Jane said we need an end to austerity and a start to building a society that looks after everyone, rather than increasing inequalities, exploiting workers, abandoning children to poverty, and leaving thousands of people, including children, reliant on food banks.

“Every politician who claims they are anti-austerity must put her or his money where their mouth is. Yes, Scotland’s new tax-raising powers are being used. The recent income tax changes will generate £366 million of extra revenue compared to the rest of the UK. Welcome, but nothing like enough to start to counter the cuts, let alone build the caring society we believe in.

“If politicians of any party in Scotland want to be credible on being anti-austerity they must start delivering the policies, including progressive taxation at levels that will protect the NHS and local government from further cuts.”

The STUC will now organise a major demonstration for proper funding for public services and decent pay increases for public service workers.
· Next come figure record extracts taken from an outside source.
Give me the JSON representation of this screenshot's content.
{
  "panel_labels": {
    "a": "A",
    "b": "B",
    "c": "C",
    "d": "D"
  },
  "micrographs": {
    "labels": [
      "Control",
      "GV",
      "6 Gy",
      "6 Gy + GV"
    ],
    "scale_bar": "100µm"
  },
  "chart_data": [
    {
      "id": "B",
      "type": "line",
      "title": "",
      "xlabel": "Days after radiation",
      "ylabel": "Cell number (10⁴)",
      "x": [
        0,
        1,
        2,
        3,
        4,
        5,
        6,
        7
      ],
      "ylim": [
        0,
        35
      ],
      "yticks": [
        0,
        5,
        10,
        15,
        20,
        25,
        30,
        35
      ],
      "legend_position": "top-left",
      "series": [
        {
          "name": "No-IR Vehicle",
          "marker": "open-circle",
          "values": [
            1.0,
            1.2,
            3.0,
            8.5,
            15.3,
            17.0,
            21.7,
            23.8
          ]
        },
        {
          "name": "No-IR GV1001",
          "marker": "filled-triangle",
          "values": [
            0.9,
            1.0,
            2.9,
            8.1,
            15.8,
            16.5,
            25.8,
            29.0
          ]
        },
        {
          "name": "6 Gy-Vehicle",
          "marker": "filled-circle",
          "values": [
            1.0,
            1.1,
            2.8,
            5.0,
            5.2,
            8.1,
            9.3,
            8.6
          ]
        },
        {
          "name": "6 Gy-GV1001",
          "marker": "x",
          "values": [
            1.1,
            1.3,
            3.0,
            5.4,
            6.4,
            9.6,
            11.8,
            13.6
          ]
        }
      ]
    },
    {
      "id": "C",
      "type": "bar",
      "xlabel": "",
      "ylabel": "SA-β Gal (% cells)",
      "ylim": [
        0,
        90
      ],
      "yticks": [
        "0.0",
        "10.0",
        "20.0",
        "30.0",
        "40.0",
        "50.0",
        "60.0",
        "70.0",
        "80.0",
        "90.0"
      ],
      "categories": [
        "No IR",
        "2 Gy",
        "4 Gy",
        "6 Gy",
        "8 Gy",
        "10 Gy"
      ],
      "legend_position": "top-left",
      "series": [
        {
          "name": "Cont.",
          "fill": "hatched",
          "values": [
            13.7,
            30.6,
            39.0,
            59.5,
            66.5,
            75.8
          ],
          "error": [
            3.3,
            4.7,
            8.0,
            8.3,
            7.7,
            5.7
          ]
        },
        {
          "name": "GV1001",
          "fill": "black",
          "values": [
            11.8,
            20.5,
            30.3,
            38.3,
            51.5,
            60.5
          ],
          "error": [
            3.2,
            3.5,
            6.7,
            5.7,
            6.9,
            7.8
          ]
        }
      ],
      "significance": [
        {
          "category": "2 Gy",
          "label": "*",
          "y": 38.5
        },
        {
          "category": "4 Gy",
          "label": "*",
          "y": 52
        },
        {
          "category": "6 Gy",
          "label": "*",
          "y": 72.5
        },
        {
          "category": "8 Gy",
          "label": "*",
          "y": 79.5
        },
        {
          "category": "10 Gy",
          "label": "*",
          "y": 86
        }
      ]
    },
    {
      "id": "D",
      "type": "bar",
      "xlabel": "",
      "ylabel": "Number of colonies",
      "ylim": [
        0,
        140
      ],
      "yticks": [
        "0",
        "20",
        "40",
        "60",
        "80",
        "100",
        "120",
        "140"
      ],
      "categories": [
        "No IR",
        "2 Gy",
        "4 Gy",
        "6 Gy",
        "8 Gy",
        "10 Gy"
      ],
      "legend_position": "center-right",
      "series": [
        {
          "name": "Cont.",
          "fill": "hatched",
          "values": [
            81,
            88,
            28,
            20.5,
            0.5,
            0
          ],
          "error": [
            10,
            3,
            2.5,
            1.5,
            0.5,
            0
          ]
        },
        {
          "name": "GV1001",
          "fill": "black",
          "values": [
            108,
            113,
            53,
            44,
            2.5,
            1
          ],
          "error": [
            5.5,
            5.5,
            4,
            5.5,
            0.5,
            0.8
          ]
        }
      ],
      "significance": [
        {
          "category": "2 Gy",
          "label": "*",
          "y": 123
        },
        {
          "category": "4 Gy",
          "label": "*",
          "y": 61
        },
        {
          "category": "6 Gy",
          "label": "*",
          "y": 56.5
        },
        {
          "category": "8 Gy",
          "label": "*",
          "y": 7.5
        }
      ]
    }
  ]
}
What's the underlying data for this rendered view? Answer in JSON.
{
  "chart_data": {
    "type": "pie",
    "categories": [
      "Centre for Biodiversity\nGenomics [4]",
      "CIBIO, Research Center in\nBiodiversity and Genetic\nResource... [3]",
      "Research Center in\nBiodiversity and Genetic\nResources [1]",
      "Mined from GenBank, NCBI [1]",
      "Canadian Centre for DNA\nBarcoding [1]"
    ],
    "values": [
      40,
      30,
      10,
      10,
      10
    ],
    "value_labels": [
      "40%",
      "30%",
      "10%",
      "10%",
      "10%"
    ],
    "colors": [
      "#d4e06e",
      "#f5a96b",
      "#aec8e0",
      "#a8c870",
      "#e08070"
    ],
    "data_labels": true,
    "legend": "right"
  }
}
It will also press the Scottish Government to

  • ensure adequate funding is made available for local councils to protect services and jobs;
  • ensure funding is made available for pay increases for all public sector workers, taking account of the cost of living and previous experience of wage cuts and caps;
  • use progressive taxation in a way that can be evidenced as benefiting public services and the Scottish economy; and
  • press the Treasury to abolish Scottish local government debts.

The composite comprised motions from Unite, Kilmarnock, Midlothian, Clydebank, and Dundee trades union councils, along with UNISON Scotland’s amendment.